El mandatario de Bielorrusia, Aleksandr Lukashenko, alzó la voz este martes para denunciar lo que calificó como una campaña de "presión económica sin precedentes" dirigida contra los aliados estratégicos de Rusia y China. Durante su intervención, el líder bielorruso enfatizó que el uso de sanciones y bloqueos financieros se ha convertido en la principal herramienta de injerencia por parte de potencias occidentales en los asuntos internos de naciones soberanas.
Según Lukashenko, países como Venezuela, Cuba e Irán han sido los blancos principales de estas tácticas de asfixia económica en los últimos tiempos.

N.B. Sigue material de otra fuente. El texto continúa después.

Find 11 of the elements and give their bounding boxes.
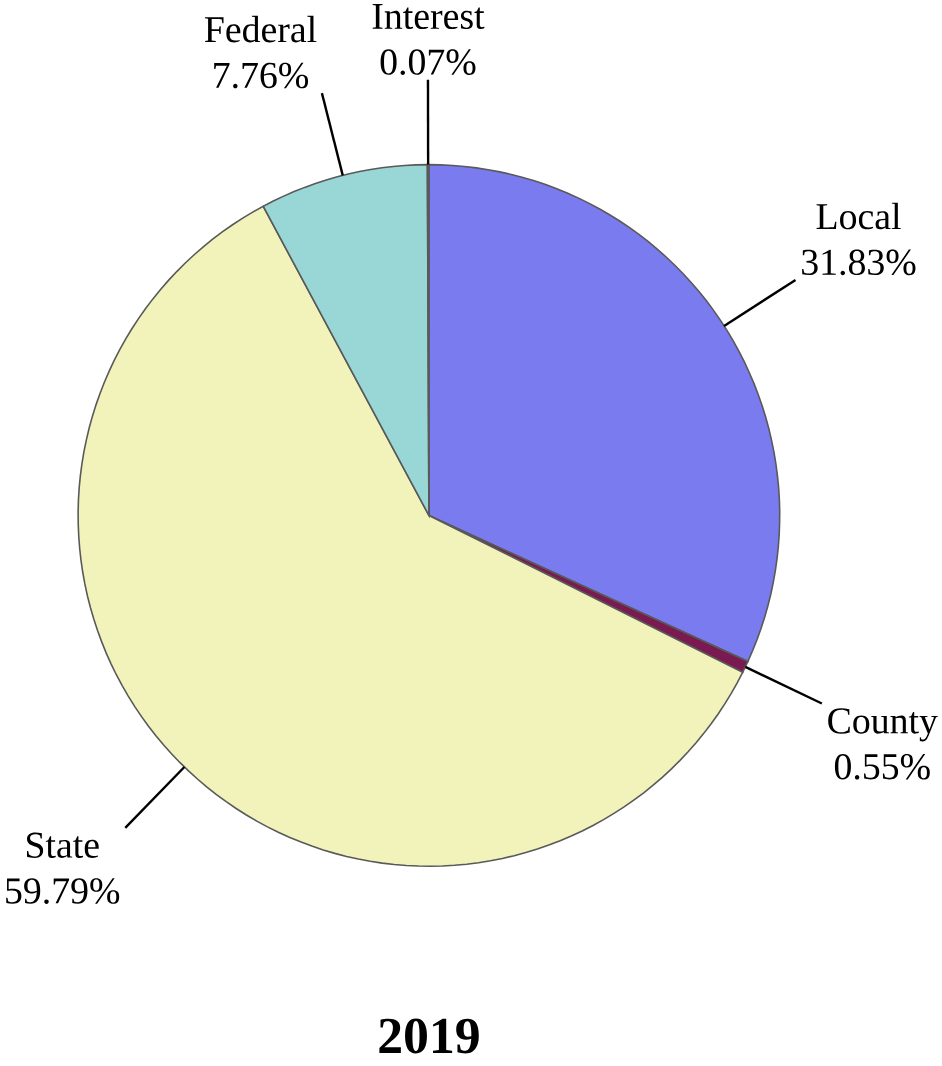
data-label: 0.07% (380, 49, 476, 76)
data-label: 7.76% (214, 62, 309, 89)
slice-label: Interest (372, 3, 485, 30)
data-label: 31.83% (802, 249, 916, 276)
slice-label: Federal (204, 15, 317, 43)
slice-label: State (27, 832, 99, 858)
slice-label: County (828, 708, 938, 742)
text: 2019 (379, 1018, 479, 1054)
data-label: 0.55% (834, 753, 930, 780)
data-label: 59.79% (6, 878, 120, 904)
slice-label: Local (816, 202, 901, 230)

El mandatario subrayó que estas acciones no solo buscan desestabilizar a los gobiernos en turno, sino que representan una "grave injerencia" que afecta directamente el bienestar de las poblaciones civiles. Para el líder de Minsk, esta dinámica refleja un intento deliberado por mantener un orden unipolar en un mundo que transita rápidamente hacia la multipolaridad.

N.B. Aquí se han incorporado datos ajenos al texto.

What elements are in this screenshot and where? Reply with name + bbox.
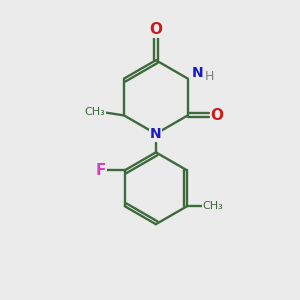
Text: CH₃: CH₃ — [202, 201, 223, 211]
Text: O: O — [149, 22, 162, 38]
Text: F: F — [95, 163, 106, 178]
Text: H: H — [204, 70, 214, 83]
Text: CH₃: CH₃ — [84, 107, 105, 118]
Text: N: N — [191, 66, 203, 80]
Text: O: O — [210, 108, 224, 123]
Text: N: N — [150, 128, 162, 141]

En el contexto latinoamericano, las declaraciones de Lukashenko resuenan de manera particular debido a la histórica relación que México ha mantenido con naciones como Cuba y Venezuela bajo la doctrina de no intervención y autodeterminación de los pueblos. Mientras que México ha abogado en foros internacionales por el fin de los bloqueos económicos, Lukashenko posiciona estas medidas como una guerra económica abierta que busca castigar la cercanía política con Moscú y Pekín.
Finalmente, el líder bielorruso advirtió que la resistencia ante estas presiones externas fortalecerá la cooperación entre los bloques que no se alinean con las políticas de Washington y Bruselas. Al señalar que la economía es ahora el principal campo de batalla geopolítico, Lukashenko instó a sus aliados a consolidar mecanismos de defensa financiera y comercial que permitan mitigar el impacto de las medidas coercitivas externas, asegurando que la soberanía nacional no debe estar supeditada al control de los mercados globales dominados por Occidente.